Deux de ces invités ont cependant focalisé tous les regards. Pour Anne Hidalgo, maire de Paris et Valérie Pécresse, présidente de la région Ile de France, toutes deux assises à la même table d'honneur, ce diner du CCAF marquait incontestablement une étape importante sur la route à la présidentielle des deux candidates concurrentes, 600 000 français d'origine arménienne (au moins), ça compte.
Les deux candidates ont successivement pris la parole, rappelant pour la Maire de Paris, son attachement aux valeurs de liberté et de démocratie que représentait la petite république du Caucase, « poste avancé des Lumières [et] de la démocratie, une sentinelle de nos valeurs dans un environnement qui les remet parfois en cause avec violence. »Valérie Pécresse, véritable star de la soirée après son voyage à Erevan et dans le Haut-Karabakh peu avant Noel, promettait, si elle était élue « d'avoir à cœur de renforcer nos coopérations culturelles, universitaires et économiques, mais je proposerai également de lancer des programmes de formation militaires et des forces de sécurité arméniennes. » Elle terminait sur ce message : « nous livrons ensemble un combat pour la tolérance, pour la souveraineté, pour la liberté. Et au-delà des mots, c’est par des actes que nous devons le mener ».
Alexis Govcyian, ancien président du "Comité du 24 Avril" qui allait devenir le CCAF, Ara Toranian et Mourad Papazian ses deux co-présidents se sont ensuite succédés au pupitre. Ara Toranian, saluant les prises de position d'Emmanuel Macron pendant la guerre faisait remarquer que si « le silence tue, la non-ingérence aussi, parfois. Nous aurions besoin de voir un peu de bleu blanc rouge, quelque part, près de la frontière du Syunik ». Il réclamait une nouvelle fois la saisine du Conseil de sécurité des Nations-Unies « pour internationaliser la question et garantir l’existence de ce qu’il reste de ce peuple et de cette nation en danger ».
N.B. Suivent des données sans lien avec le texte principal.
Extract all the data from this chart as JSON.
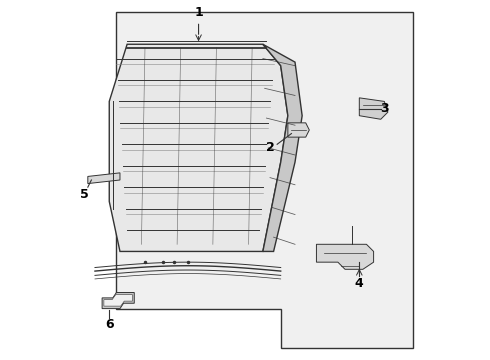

Mourad Papazian quant à lui s'est dit « choqué et indigné, que les Arméniens aient été totalement abandonnés » déplorant à propos d'un nouvel accord conclu avec l’Union Européenne sur la fourniture de gaz par l’Azerbaïdjan « que dans le monde d’aujourd’hui, c’est le gaz, le pétrole et l’eau qui dictent la politique étrangère et de défense de certains états. […] Nous ne croyons plus aux négociations avec l’Azerbaïdjan, aux sommets diplomatiques de Bruxelles ou de Paris. En 2022, le temps n’est plus aux paroles mais aux actes ! ».
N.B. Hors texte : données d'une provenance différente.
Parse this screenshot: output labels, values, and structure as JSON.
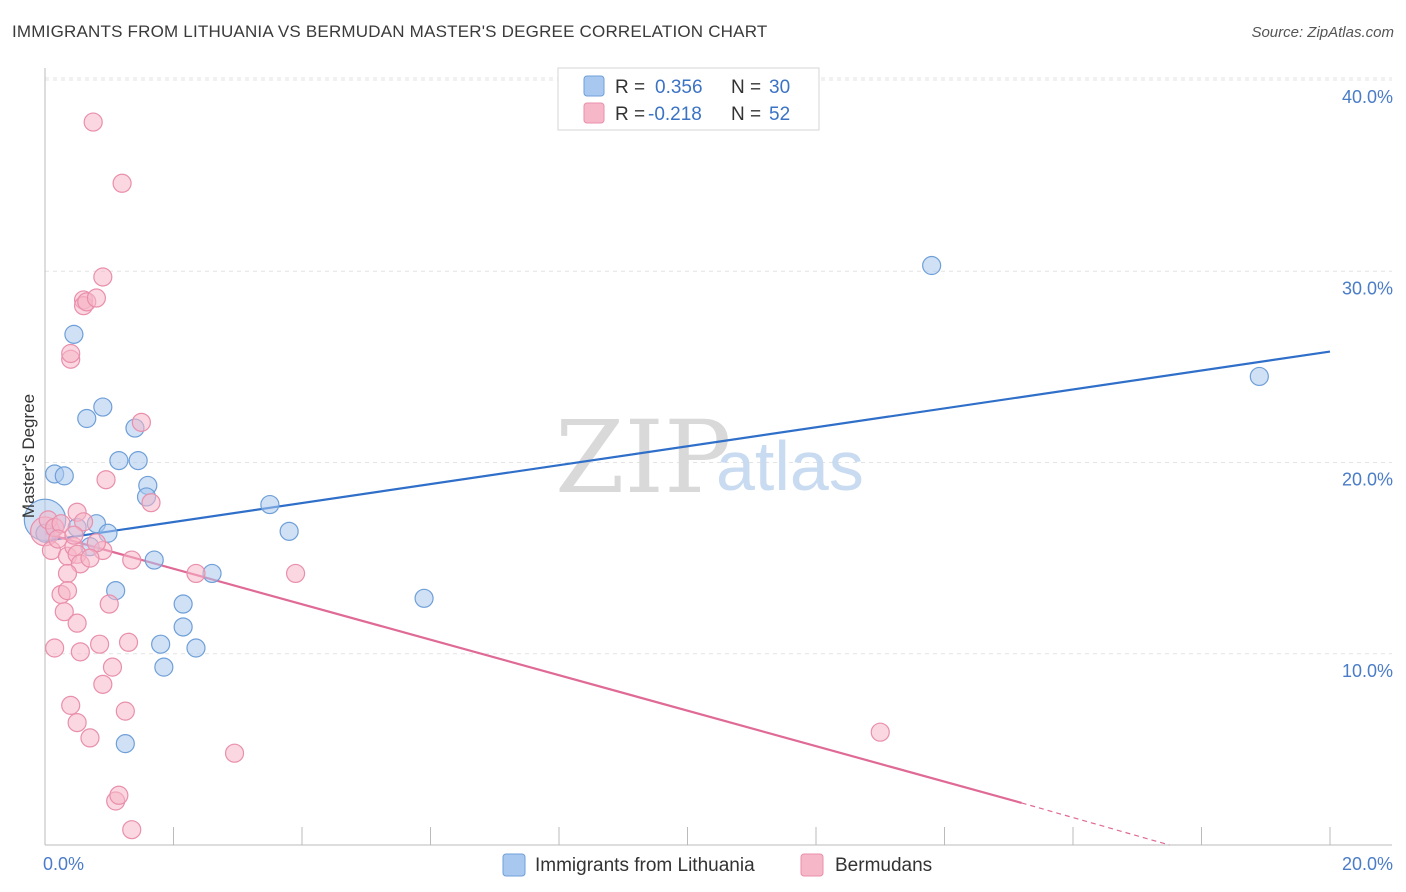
{
  "header": {
    "title": "IMMIGRANTS FROM LITHUANIA VS BERMUDAN MASTER'S DEGREE CORRELATION CHART",
    "source": "Source: ZipAtlas.com"
  },
  "watermark": {
    "zip": "ZIP",
    "atlas": "atlas"
  },
  "colors": {
    "blue_fill": "#a9c8ef",
    "blue_stroke": "#6f9fd8",
    "blue_line": "#2f6fc9",
    "pink_fill": "#f6b7c9",
    "pink_stroke": "#e98fab",
    "pink_line": "#e06a96",
    "grid": "#e3e3e3",
    "tick_text": "#4a7cc7"
  },
  "chart_data": {
    "type": "scatter",
    "title": "IMMIGRANTS FROM LITHUANIA VS BERMUDAN MASTER'S DEGREE CORRELATION CHART",
    "xlabel": "",
    "ylabel": "Master's Degree",
    "xlim": [
      0,
      20
    ],
    "ylim": [
      0,
      40
    ],
    "x_tick_labels": [
      "0.0%",
      "20.0%"
    ],
    "y_ticks": [
      10,
      20,
      30,
      40
    ],
    "y_tick_labels": [
      "10.0%",
      "20.0%",
      "30.0%",
      "40.0%"
    ],
    "legend_position": "top-center",
    "legend": [
      {
        "name": "Immigrants from Lithuania",
        "r_label": "R =",
        "r_value": "0.356",
        "n_label": "N =",
        "n_value": "30"
      },
      {
        "name": "Bermudans",
        "r_label": "R =",
        "r_value": "-0.218",
        "n_label": "N =",
        "n_value": "52"
      }
    ],
    "series": [
      {
        "name": "Immigrants from Lithuania",
        "color": "blue",
        "trend": {
          "x0": 0,
          "y0": 15.9,
          "x1": 20,
          "y1": 25.8
        },
        "points": [
          [
            0.0,
            17.0,
            2.3
          ],
          [
            0.0,
            16.3,
            1
          ],
          [
            0.15,
            19.4,
            1
          ],
          [
            0.3,
            19.3,
            1
          ],
          [
            0.45,
            26.7,
            1
          ],
          [
            0.65,
            22.3,
            1
          ],
          [
            0.9,
            22.9,
            1
          ],
          [
            0.5,
            16.6,
            1
          ],
          [
            0.8,
            16.8,
            1
          ],
          [
            0.7,
            15.6,
            1
          ],
          [
            0.98,
            16.3,
            1
          ],
          [
            1.15,
            20.1,
            1
          ],
          [
            1.4,
            21.8,
            1
          ],
          [
            1.45,
            20.1,
            1
          ],
          [
            1.6,
            18.8,
            1
          ],
          [
            1.58,
            18.2,
            1
          ],
          [
            1.7,
            14.9,
            1
          ],
          [
            1.1,
            13.3,
            1
          ],
          [
            1.8,
            10.5,
            1
          ],
          [
            1.85,
            9.3,
            1
          ],
          [
            2.15,
            12.6,
            1
          ],
          [
            2.15,
            11.4,
            1
          ],
          [
            2.35,
            10.3,
            1
          ],
          [
            2.6,
            14.2,
            1
          ],
          [
            3.5,
            17.8,
            1
          ],
          [
            3.8,
            16.4,
            1
          ],
          [
            5.9,
            12.9,
            1
          ],
          [
            13.8,
            30.3,
            1
          ],
          [
            18.9,
            24.5,
            1
          ],
          [
            1.25,
            5.3,
            1
          ]
        ]
      },
      {
        "name": "Bermudans",
        "color": "pink",
        "trend": {
          "x0": 0,
          "y0": 16.3,
          "x1": 15.2,
          "y1": 2.2,
          "dash_x1": 17.5,
          "dash_y1": 0
        },
        "points": [
          [
            0.0,
            16.4,
            1.6
          ],
          [
            0.05,
            17.0,
            1
          ],
          [
            0.15,
            16.6,
            1
          ],
          [
            0.25,
            16.8,
            1
          ],
          [
            0.1,
            15.4,
            1
          ],
          [
            0.35,
            15.1,
            1
          ],
          [
            0.45,
            15.6,
            1
          ],
          [
            0.5,
            15.2,
            1
          ],
          [
            0.55,
            14.7,
            1
          ],
          [
            0.35,
            14.2,
            1
          ],
          [
            0.25,
            13.1,
            1
          ],
          [
            0.3,
            12.2,
            1
          ],
          [
            0.35,
            13.3,
            1
          ],
          [
            0.5,
            11.6,
            1
          ],
          [
            0.55,
            10.1,
            1
          ],
          [
            0.15,
            10.3,
            1
          ],
          [
            0.4,
            7.3,
            1
          ],
          [
            0.5,
            6.4,
            1
          ],
          [
            0.7,
            5.6,
            1
          ],
          [
            0.9,
            8.4,
            1
          ],
          [
            0.85,
            10.5,
            1
          ],
          [
            1.05,
            9.3,
            1
          ],
          [
            1.0,
            12.6,
            1
          ],
          [
            1.25,
            7.0,
            1
          ],
          [
            1.3,
            10.6,
            1
          ],
          [
            1.35,
            14.9,
            1
          ],
          [
            1.1,
            2.3,
            1
          ],
          [
            1.15,
            2.6,
            1
          ],
          [
            1.35,
            0.8,
            1
          ],
          [
            0.4,
            25.4,
            1
          ],
          [
            0.4,
            25.7,
            1
          ],
          [
            0.6,
            28.5,
            1
          ],
          [
            0.6,
            28.2,
            1
          ],
          [
            0.65,
            28.4,
            1
          ],
          [
            0.8,
            28.6,
            1
          ],
          [
            0.9,
            29.7,
            1
          ],
          [
            0.75,
            37.8,
            1
          ],
          [
            1.2,
            34.6,
            1
          ],
          [
            0.95,
            19.1,
            1
          ],
          [
            1.5,
            22.1,
            1
          ],
          [
            1.65,
            17.9,
            1
          ],
          [
            0.9,
            15.4,
            1
          ],
          [
            0.8,
            15.8,
            1
          ],
          [
            0.5,
            17.4,
            1
          ],
          [
            2.35,
            14.2,
            1
          ],
          [
            3.9,
            14.2,
            1
          ],
          [
            2.95,
            4.8,
            1
          ],
          [
            13.0,
            5.9,
            1
          ],
          [
            0.2,
            16.0,
            1
          ],
          [
            0.6,
            16.9,
            1
          ],
          [
            0.45,
            16.2,
            1
          ],
          [
            0.7,
            15.0,
            1
          ]
        ]
      }
    ]
  }
}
Absent de marque de ce diner qu'il n'avait jamais manqué depuis son élection en 2017, le président français Emmanuel Macron était retenu à Berlin pour des entretiens avec le chancelier allemand Olaf Scholz à propos du dossier ukrainien . Il avait dépêché en urgence son premier ministre, Jean Castex. Ce dernier, dans un brillant discours très remarqué de près de 25 minutes a non seulement défendu le bilan arménien d'un président bientôt candidat mais est longuement revenu sur la feuille de route de coopération économique signée 9 décembre entre la France et l’Arménie. Nous publions dans un article séparé l'intégralité de l'intervention du premier ministre français. Visiblement très averti des réalités du terrain, il a par ailleurs annoncé la tenue d'un grand forum sur les coopérations avec les sociétés civiles arméniennes dans les toutes prochaines semaines, à l’occasion du 30e anniversaire de l’établissement des relations diplomatiques entre la France et l’Arménie. Il a enfin salué « la jeunesse d’Arménie qui, comme la jeunesse de France, ne renonce jamais, veut prendre et va prendre son destin en main et qui peut plus que jamais compter sur la France ».